Penn responded by writing the pamphlet “The Sandy Foundation Shaken.”

He was charged with printing his pamphlet without first obtaining a publishing license from the Bishop of London.
He was arrested and, at the urging of the Bishop of London, sent to the Tower of London without a trial.

He asked for pen and paper, which the guards gave him, thinking he was going to write an apologize and retract his beliefs on freedom of conscience.
Instead, Penn wrote his famous work, “No Cross, No Crown,” stating:
“Christ’s cross is Christ’s way to Christ’s crown
The unmortified Christian and the heathen are of the same religion, and the deity they truly worship is the god of this world.
It is a false notion that they may be children of God while in a state of disobedience to his holy commandments, and disciples of Jesus though they revolt from his cross.”

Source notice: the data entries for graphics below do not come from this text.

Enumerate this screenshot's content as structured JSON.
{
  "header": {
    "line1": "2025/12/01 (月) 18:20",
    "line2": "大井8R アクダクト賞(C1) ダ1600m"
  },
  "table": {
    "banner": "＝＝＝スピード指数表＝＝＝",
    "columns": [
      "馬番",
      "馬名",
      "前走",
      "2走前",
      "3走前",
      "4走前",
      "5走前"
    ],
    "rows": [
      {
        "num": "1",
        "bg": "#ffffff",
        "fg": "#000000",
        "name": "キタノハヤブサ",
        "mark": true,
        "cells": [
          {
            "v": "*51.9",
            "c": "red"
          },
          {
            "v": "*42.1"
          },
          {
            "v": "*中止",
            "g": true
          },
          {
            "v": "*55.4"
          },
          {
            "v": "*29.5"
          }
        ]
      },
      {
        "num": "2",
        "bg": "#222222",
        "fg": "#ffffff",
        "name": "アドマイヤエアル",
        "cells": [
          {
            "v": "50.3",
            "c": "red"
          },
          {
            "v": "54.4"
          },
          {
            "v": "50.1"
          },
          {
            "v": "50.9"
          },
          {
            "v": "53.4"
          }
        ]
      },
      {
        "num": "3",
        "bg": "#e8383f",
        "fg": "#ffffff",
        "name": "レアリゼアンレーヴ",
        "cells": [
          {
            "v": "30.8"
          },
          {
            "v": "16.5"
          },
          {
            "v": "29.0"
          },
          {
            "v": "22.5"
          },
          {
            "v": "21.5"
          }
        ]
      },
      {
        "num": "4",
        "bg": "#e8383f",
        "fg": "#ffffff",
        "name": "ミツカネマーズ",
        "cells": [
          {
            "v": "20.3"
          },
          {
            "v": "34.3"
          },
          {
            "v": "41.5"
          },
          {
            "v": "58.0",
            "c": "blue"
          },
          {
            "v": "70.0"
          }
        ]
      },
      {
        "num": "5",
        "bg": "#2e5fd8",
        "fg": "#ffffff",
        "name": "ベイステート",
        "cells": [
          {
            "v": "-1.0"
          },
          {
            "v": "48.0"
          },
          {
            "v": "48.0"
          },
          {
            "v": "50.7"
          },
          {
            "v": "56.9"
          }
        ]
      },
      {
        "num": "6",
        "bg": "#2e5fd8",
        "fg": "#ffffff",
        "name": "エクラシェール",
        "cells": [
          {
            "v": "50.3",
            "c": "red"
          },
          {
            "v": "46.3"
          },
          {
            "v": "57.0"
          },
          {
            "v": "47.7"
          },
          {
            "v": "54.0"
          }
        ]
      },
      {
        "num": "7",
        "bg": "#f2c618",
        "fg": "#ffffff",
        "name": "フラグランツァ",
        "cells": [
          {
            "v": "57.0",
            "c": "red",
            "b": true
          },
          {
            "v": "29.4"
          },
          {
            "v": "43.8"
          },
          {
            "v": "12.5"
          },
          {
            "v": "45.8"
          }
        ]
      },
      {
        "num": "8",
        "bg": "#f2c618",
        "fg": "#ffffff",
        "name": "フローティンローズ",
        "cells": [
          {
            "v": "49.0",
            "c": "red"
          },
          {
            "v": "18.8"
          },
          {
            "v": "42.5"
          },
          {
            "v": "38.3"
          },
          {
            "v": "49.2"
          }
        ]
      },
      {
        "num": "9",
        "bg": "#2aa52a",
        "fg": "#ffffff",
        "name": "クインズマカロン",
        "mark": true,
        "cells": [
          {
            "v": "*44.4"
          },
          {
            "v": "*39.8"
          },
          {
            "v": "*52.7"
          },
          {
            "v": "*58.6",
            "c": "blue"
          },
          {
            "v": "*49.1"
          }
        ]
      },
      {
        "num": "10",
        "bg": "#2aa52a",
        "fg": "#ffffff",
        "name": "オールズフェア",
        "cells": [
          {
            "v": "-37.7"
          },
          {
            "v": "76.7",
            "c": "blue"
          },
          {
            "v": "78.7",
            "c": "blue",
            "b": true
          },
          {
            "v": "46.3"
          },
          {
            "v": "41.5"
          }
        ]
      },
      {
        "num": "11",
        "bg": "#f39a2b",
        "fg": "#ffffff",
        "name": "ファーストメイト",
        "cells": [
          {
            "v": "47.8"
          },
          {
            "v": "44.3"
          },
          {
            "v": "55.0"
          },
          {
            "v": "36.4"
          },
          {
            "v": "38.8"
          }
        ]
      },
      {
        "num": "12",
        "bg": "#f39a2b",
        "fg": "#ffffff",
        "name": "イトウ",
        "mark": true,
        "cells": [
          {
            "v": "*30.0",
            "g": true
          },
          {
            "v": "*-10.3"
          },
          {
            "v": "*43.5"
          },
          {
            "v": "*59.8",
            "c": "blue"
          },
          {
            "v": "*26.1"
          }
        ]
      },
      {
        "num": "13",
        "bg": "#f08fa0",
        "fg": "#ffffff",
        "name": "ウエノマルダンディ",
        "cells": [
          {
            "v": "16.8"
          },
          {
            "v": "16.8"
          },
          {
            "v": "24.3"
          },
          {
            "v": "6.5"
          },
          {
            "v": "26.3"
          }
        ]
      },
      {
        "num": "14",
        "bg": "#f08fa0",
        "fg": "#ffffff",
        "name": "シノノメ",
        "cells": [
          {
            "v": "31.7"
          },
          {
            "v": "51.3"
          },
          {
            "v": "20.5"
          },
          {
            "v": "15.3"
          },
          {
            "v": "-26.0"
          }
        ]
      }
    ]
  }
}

A royal chaplain helped Penn petition for a meeting with the King, which was denied.
Penn declared,
“My prison shall be my grave before I will budge a jot: for I owe my conscience to no mortal man.”

He then wrote a conciliatory pamphlet titled: “Innocency with her Open Face,” which influenced the King, after eight months, to have him released in July of 1669.

In September of 1669, Penn began courting Gulielma Springett, the step-daughter of the Buckinghamshire Quaker Isaac Pennington.
Gulielma’s mother’s first marriage was to Sir William Springett, who died in the English Civil War.

Penn returned to his law practice in Ireland.
There he wrote “Letter of Love to the Young Convinced” and “The Great Case of Liberty of Conscience.”

Penn successfully campaigned, with the help of the influential Lord Arran, for the freedom of hundreds of Quakers imprisoned in Ireland.

In June 1670, Penn returned to London and was reconciled with his dying father.
His father told him: “Let nothing in this world tempt you to wrong your conscience.”

William Penn, who later founded Pennsylvania, wrote in England’s Present Interest Considered, 1675:
“Force makes hypocrites, ’tis persuasion only that makes converts.”